Tatsächlich versuchten dann beide Parteien, den Konflikt einvernehmlich zu lösen, so dass die Klägerin im ZDF weiter arbeiten kann. Die Klägerin ist zu einer einvernehmlichen Lösung nach wie vor bereit. Andernfalls wird sie den Weg in die nächste Instanz gehen. Sie arbeitet weiter in der Redaktion Frontal21.

Die Klage auf Entgeltdiskriminierung wurde im September 2016 auf eine Klage auf Festanstellung erweitert. Zur Zeit ist die Klägerin im sogenannten „Tarifvertrag 2. Kreis“ für langjährige „fest-freie“ Mitarbeiter beschäftigt und wird dabei eingesetzt wie eine festangestellte Redakteurin. Eine Festanstellung aber bietet – neben anderen Vorteilen – einen besseren Schutz vor Kündigung. Das war der Klägerin, die sich zum Zeitpunkt der Klageerweiterung seit rund anderthalb Jahren in einem laufenden Arbeitsrechtsverfahren befand, wichtig.
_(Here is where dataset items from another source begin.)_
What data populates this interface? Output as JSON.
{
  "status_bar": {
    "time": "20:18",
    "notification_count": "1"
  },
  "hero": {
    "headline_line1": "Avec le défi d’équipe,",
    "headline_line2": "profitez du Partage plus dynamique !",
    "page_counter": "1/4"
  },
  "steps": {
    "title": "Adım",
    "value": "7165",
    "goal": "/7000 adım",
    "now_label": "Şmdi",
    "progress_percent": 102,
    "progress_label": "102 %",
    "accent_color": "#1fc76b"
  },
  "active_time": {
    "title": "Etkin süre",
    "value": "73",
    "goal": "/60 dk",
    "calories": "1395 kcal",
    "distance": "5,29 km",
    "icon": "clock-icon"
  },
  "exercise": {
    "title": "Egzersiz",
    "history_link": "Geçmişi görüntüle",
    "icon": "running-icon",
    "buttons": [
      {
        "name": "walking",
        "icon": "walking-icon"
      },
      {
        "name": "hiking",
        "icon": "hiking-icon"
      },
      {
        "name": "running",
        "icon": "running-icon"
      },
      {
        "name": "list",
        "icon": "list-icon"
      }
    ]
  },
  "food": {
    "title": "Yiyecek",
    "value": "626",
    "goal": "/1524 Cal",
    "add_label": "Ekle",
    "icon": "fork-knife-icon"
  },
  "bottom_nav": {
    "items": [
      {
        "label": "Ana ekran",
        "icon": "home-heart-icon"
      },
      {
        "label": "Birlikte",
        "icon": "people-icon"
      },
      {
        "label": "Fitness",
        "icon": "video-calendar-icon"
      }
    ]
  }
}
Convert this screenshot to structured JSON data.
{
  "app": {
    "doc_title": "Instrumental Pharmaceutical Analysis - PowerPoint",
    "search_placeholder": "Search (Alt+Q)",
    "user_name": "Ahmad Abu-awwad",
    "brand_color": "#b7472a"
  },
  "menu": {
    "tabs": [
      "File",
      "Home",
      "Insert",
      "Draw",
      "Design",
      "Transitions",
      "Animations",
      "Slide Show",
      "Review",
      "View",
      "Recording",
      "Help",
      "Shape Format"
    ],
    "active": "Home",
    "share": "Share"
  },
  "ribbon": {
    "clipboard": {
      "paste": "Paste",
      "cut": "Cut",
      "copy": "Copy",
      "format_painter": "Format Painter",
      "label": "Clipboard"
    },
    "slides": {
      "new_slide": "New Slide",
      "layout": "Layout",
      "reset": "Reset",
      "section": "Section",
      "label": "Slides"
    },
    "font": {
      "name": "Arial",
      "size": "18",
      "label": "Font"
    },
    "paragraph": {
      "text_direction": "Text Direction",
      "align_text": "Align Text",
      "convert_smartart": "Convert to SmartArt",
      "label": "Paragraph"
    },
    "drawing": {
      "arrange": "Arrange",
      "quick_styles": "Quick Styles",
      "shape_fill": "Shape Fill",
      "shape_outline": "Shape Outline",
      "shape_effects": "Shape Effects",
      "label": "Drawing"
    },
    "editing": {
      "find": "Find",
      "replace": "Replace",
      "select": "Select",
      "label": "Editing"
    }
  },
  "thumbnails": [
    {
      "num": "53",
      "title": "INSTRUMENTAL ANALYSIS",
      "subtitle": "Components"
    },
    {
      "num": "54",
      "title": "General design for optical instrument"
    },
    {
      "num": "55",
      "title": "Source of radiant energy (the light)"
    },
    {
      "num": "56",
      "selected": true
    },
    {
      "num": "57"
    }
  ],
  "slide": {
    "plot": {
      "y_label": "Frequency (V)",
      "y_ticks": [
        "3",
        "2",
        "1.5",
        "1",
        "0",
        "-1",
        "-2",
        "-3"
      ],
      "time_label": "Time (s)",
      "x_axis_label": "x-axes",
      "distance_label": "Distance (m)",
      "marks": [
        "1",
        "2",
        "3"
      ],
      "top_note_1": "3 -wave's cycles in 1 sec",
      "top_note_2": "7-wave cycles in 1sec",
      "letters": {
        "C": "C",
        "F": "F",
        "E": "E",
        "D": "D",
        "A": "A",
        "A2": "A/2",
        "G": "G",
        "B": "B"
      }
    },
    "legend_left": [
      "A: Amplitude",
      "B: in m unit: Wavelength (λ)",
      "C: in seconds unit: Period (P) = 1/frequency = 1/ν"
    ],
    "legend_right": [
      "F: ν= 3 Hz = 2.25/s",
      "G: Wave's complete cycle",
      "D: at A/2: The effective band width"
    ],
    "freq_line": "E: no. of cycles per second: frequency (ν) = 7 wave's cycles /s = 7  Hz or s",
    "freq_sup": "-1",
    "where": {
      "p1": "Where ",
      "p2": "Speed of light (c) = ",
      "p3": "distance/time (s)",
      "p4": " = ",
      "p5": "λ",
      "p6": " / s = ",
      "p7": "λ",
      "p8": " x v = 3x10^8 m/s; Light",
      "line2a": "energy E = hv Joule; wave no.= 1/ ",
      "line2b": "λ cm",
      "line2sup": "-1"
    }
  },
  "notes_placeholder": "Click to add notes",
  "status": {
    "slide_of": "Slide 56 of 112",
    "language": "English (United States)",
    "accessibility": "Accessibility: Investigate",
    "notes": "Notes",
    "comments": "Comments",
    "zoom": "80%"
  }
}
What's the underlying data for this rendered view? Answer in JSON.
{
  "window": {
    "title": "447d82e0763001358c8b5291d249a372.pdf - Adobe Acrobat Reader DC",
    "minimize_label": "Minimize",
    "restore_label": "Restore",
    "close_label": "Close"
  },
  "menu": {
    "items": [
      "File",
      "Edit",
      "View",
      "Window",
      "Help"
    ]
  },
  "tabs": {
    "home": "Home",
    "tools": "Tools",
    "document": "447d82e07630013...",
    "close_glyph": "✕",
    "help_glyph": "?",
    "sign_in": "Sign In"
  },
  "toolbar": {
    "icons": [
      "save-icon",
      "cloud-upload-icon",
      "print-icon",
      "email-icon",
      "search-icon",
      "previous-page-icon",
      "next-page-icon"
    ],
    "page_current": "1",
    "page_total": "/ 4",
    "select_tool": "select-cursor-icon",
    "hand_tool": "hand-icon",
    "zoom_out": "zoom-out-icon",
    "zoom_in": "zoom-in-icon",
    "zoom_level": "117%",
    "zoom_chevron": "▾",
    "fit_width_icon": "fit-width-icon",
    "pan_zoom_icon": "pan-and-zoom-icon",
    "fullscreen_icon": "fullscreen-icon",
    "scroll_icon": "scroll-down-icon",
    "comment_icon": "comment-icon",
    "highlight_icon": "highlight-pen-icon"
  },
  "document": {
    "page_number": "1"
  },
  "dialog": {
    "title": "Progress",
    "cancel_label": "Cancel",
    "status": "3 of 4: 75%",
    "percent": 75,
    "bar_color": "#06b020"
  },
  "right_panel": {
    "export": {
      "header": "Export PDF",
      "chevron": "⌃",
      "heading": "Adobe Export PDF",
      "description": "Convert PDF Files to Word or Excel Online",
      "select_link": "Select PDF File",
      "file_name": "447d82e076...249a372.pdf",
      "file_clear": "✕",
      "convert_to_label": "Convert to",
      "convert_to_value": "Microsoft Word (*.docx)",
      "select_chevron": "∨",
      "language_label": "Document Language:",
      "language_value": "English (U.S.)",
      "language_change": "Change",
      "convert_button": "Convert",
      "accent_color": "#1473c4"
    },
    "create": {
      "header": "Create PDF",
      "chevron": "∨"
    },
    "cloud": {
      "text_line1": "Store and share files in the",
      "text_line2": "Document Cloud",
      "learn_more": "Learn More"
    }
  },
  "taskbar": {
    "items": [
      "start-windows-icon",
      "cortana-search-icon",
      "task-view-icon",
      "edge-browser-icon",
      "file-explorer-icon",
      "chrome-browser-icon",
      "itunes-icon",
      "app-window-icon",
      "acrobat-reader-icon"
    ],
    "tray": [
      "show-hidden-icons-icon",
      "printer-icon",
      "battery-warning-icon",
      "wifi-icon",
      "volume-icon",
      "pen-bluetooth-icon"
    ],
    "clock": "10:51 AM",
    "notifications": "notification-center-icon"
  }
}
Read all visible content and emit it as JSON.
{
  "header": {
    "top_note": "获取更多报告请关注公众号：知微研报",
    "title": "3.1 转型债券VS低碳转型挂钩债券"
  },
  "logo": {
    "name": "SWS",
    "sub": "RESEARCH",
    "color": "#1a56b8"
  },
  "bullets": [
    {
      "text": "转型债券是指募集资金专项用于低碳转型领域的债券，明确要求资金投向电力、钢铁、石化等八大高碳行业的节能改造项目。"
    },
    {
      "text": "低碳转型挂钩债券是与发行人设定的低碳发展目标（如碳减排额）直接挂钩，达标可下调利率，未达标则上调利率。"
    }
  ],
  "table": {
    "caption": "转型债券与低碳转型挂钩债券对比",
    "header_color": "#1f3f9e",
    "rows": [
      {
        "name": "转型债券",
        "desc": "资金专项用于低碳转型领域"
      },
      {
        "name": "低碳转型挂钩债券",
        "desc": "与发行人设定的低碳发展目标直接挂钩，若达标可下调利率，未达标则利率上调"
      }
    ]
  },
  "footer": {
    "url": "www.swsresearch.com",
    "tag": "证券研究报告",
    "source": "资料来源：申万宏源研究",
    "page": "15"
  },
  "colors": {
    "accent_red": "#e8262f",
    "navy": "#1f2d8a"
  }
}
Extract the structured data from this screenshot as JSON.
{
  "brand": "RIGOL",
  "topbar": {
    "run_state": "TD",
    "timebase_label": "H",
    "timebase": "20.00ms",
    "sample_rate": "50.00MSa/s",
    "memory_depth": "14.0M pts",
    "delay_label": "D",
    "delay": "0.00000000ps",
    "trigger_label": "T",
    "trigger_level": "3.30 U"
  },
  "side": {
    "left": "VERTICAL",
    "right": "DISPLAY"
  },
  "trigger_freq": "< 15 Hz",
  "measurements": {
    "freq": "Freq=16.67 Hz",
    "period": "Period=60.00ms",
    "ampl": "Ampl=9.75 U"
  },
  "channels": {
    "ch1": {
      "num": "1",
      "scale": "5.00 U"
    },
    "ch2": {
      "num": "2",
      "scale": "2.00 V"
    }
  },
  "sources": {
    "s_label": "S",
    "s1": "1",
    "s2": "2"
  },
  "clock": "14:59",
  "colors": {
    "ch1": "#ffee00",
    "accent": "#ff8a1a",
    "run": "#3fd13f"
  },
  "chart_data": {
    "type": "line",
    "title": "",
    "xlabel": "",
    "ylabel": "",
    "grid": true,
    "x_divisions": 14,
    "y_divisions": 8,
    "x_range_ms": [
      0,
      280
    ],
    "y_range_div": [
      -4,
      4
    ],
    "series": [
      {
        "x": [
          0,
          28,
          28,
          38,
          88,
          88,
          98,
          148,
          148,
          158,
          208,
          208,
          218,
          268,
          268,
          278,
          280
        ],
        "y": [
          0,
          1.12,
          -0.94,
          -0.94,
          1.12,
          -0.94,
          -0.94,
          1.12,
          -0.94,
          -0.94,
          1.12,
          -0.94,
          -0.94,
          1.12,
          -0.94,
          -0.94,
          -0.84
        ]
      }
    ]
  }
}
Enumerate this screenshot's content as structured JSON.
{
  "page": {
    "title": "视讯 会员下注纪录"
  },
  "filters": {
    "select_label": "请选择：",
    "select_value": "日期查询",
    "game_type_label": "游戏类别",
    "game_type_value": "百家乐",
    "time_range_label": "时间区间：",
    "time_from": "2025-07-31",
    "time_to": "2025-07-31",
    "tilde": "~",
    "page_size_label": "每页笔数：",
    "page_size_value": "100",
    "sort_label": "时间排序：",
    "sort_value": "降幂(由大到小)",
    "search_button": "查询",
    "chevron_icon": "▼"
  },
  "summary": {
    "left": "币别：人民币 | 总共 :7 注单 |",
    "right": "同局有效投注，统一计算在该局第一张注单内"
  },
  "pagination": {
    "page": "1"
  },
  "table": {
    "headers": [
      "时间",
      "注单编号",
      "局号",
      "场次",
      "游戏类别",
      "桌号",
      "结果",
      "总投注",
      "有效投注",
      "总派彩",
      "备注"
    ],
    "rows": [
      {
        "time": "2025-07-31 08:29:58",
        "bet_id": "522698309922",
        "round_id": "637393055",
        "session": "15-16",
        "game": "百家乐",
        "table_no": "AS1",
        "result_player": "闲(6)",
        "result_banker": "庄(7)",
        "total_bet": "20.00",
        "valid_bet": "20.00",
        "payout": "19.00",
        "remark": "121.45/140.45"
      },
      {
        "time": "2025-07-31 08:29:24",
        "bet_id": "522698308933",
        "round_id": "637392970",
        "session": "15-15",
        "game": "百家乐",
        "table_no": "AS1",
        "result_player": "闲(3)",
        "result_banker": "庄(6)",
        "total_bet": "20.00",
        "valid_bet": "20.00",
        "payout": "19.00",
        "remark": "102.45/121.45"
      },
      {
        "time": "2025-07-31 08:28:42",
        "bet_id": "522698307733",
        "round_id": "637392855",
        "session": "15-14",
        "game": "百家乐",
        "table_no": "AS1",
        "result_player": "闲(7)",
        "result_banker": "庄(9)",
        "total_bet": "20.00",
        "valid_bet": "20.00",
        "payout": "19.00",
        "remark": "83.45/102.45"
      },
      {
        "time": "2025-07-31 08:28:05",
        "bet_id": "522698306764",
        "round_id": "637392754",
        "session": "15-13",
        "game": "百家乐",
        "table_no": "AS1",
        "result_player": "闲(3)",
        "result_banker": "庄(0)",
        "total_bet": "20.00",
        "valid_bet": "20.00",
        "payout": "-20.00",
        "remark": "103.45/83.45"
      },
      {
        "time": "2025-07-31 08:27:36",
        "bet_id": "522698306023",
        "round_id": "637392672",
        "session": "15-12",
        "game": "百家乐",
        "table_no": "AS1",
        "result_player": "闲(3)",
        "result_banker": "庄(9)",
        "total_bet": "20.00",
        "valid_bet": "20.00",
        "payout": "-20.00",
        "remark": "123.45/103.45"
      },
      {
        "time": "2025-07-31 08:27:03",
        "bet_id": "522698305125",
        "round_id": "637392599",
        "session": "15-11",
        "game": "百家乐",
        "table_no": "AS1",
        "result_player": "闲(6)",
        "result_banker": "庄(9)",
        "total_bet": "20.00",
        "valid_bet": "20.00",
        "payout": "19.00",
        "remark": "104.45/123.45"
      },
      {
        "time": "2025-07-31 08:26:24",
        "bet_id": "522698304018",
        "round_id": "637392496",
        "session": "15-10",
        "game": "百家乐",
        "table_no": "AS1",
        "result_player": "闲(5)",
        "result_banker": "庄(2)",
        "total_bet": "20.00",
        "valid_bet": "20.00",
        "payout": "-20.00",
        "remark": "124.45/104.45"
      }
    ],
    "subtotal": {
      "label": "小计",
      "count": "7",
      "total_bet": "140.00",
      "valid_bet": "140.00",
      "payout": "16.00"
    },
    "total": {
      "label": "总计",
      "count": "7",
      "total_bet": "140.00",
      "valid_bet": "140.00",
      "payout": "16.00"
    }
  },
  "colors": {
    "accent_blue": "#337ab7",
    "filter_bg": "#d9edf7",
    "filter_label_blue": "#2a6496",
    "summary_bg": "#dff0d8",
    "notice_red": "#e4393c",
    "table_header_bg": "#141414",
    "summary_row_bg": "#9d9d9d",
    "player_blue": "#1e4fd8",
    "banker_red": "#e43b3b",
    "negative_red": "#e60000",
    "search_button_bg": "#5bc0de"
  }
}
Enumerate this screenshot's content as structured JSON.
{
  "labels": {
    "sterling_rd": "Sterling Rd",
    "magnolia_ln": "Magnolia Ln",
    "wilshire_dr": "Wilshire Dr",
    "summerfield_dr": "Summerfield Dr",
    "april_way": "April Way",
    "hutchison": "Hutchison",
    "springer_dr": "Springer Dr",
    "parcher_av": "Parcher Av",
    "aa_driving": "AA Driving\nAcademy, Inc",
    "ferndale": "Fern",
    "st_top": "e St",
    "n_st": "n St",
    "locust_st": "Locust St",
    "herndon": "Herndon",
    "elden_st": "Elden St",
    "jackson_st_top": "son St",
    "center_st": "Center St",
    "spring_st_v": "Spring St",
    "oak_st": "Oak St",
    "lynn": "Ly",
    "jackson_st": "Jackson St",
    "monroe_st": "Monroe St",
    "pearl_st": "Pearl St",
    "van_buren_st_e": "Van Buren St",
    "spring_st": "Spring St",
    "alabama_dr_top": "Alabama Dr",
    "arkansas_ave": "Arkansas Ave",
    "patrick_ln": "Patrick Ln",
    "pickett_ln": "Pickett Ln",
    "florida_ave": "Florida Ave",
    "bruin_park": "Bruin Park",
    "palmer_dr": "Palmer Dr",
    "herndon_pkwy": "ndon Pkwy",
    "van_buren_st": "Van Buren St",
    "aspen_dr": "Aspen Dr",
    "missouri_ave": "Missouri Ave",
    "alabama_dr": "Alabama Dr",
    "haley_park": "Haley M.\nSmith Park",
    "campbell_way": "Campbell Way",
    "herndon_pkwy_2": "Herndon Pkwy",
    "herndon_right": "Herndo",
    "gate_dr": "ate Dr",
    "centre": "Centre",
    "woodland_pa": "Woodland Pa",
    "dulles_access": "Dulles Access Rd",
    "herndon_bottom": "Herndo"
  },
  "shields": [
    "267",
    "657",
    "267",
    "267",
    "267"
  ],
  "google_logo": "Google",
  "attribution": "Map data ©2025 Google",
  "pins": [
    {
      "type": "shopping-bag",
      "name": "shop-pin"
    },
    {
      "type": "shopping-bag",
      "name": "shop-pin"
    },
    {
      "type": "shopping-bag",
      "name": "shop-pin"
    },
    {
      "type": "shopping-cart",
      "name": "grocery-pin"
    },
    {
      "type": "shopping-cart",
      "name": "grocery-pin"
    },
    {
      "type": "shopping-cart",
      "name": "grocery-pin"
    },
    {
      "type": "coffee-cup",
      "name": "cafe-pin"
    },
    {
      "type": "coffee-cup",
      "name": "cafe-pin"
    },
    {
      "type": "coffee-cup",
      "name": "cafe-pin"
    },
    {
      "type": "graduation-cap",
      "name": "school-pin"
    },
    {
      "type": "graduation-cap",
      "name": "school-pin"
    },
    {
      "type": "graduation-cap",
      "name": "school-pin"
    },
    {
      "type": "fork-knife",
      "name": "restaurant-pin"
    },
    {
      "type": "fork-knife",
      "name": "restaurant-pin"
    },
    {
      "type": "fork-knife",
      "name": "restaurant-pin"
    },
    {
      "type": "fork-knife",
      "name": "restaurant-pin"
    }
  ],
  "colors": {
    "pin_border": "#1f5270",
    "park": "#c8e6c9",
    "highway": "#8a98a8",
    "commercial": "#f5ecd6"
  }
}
Der Prozess zieht sich schon so lange hin, da das Gericht den Kammertermin häufig verschob, auch auf Antrag des ZDF. Im Gütetermin im Mai 2015 hatte das ZDF eine Einigung verweigert.

Die Klägerin wurde – zusammen mit einem Kollegen – mit dem Deutschen Wirtschaftsfilmpreis ausgezeichnet und enthielt etliche Nominierungen. Zudem gewann sie mehrere Journalisten-Stipendien.